Smith declined to comment for this article.
Accelrys’ Stevens said that the company is considering the option proposed in the petition, noting that “one of the original developers might be interested in this code and we’re trying to reach a financial agreement with them that would make that feasible.”
He added that the developer, whom he did not name, is “possibly pushing this petition along in order to force a situation that would be as favorable to them as possible.”

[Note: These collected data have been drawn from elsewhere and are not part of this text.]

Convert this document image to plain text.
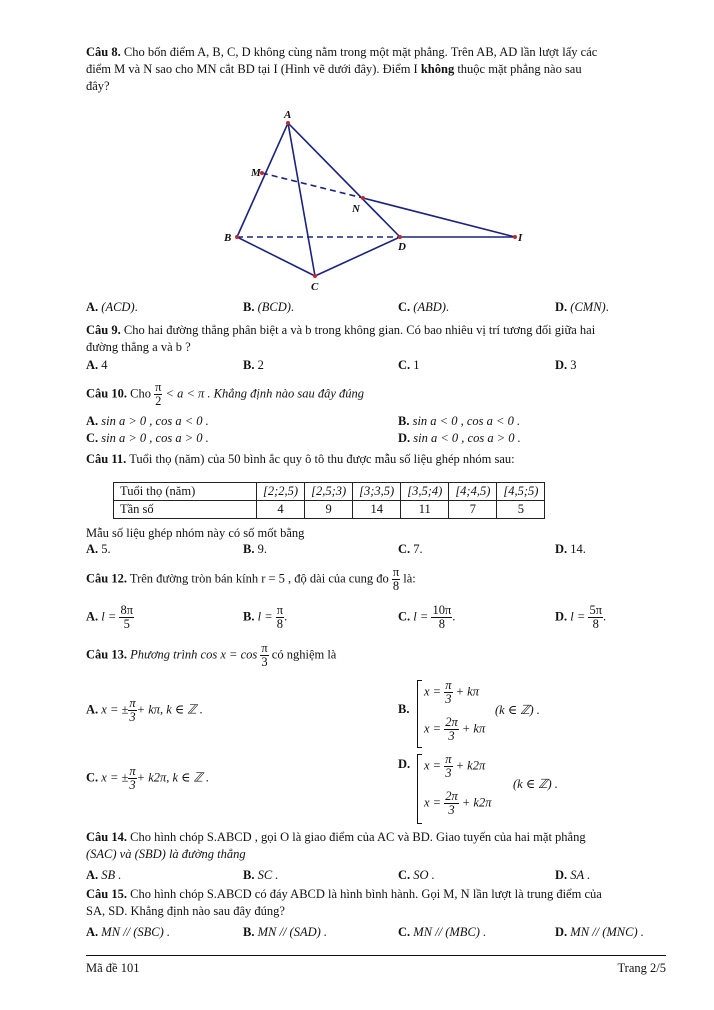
Câu 8. Cho bốn điểm A, B, C, D không cùng nằm trong một mặt phẳng. Trên AB, AD lần lượt lấy các
điểm M và N sao cho MN cắt BD tại I (Hình vẽ dưới đây). Điểm I không thuộc mặt phẳng nào sau
đây?
A
M
N
B
D
I
C
A. (ACD).	B. (BCD).	C. (ABD).	D. (CMN).
Câu 9. Cho hai đường thẳng phân biệt a và b trong không gian. Có bao nhiêu vị trí tương đối giữa hai
đường thẳng a và b ?
A. 4	B. 2	C. 1	D. 3
Câu 10. Cho $\frac{\pi}{2} < a < \pi$ . Khẳng định nào sau đây đúng
A. sin a > 0 , cos a < 0 .	B. sin a < 0 , cos a < 0 .
C. sin a > 0 , cos a > 0 .	D. sin a < 0 , cos a > 0 .
Câu 11. Tuổi thọ (năm) của 50 bình ắc quy ô tô thu được mẫu số liệu ghép nhóm sau:
Tuổi thọ (năm)	[2;2,5)	[2,5;3)	[3;3,5)	[3,5;4)	[4;4,5)	[4,5;5)
Tần số	4	9	14	11	7	5
Mẫu số liệu ghép nhóm này có số mốt bằng
A. 5.	B. 9.	C. 7.	D. 14.
Câu 12. Trên đường tròn bán kính r = 5 , độ dài của cung đo $\frac{\pi}{8}$ là:
A. $l = \frac{8\pi}{5}$	B. $l = \frac{\pi}{8}$ .	C. $l = \frac{10\pi}{8}$ .	D. $l = \frac{5\pi}{8}$ .
Câu 13. Phương trình $\cos x = \cos \frac{\pi}{3}$ có nghiệm là
A. x = ± $\frac{\pi}{3} + k\pi$, k ∈ ℤ .	B.
$x = \frac{\pi}{3} + k\pi$
$x = \frac{2\pi}{3} + k\pi$
(k ∈ ℤ) .
C. x = ± $\frac{\pi}{3} + k2\pi$, k ∈ ℤ .
D. $x = \frac{\pi}{3} + k2\pi$
$x = \frac{2\pi}{3} + k2\pi$
(k ∈ ℤ) .
Câu 14. Cho hình chóp S.ABCD , gọi O là giao điểm của AC và BD. Giao tuyến của hai mặt phẳng
(SAC) và (SBD) là đường thẳng
A. SB .	B. SC .	C. SO .	D. SA .
Câu 15. Cho hình chóp S.ABCD có đáy ABCD là hình bình hành. Gọi M, N lần lượt là trung điểm của
SA, SD. Khẳng định nào sau đây đúng?
A. MN // (SBC) .	B. MN // (SAD) .	C. MN // (MBC) .	D. MN // (MNC) .
Mã đề 101	Trang 2/5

Thompson said that he was surprised that the petition, which he first posted online about two weeks ago, has attracted as many signatures as it has. “I was hoping that it would be that well received, and the fact that it has been in less than two weeks time has really impressed me and driven home the point that I think there are a lot of people that have similar feelings to what I’m experiencing here,” he said.
Accelrys officials said they also were surprised at the number of signatures on the petition — particularly because the signees outnumber GCG customers in its records.
“This was a longstanding product for Accelrys, but it definitely wasn’t one of the biggest selling products for us,” Stevens said. “The number of people that have signed the petition exceeds the number of people who were active customers.”
Brown acknowledged that this discrepancy may be due to a number of GCG users who purchased perpetual licenses to the software “two companies ago and wouldn’t be in our system.” He noted, however, that “some of those signatures certainly aren’t current customers and may not even have been past customers.”
Stevens said that the customer response to the discontinuation of GCG has been “almost nonexistent” until now, and that the petition “hasn’t been what I would call the overwhelming voice of our customers telling us to reconsider our actions.”
Nevertheless, it’s clear that GCG’s potential disappearance has struck a chord with the bioinformatics community. It’s very likely that the strong response to the petition is related to GCG’s lengthy history and its legacy as one of the first bioinformatics packages on the market.
As Thompson notes in the petition, the GCG software has been cited in nearly 9,000 scientific articles since it was first published in 1984, according to PubMed, and more than 14,000 times according to ISI Web of Science — a number that places the paper in the top-ten most cited scientific papers of all time.
Thompson said that he’s been using the GCG package since 1982, when it was still a command-line program. “It just seems like such a shame to let a 25-year legacy just die,” he said.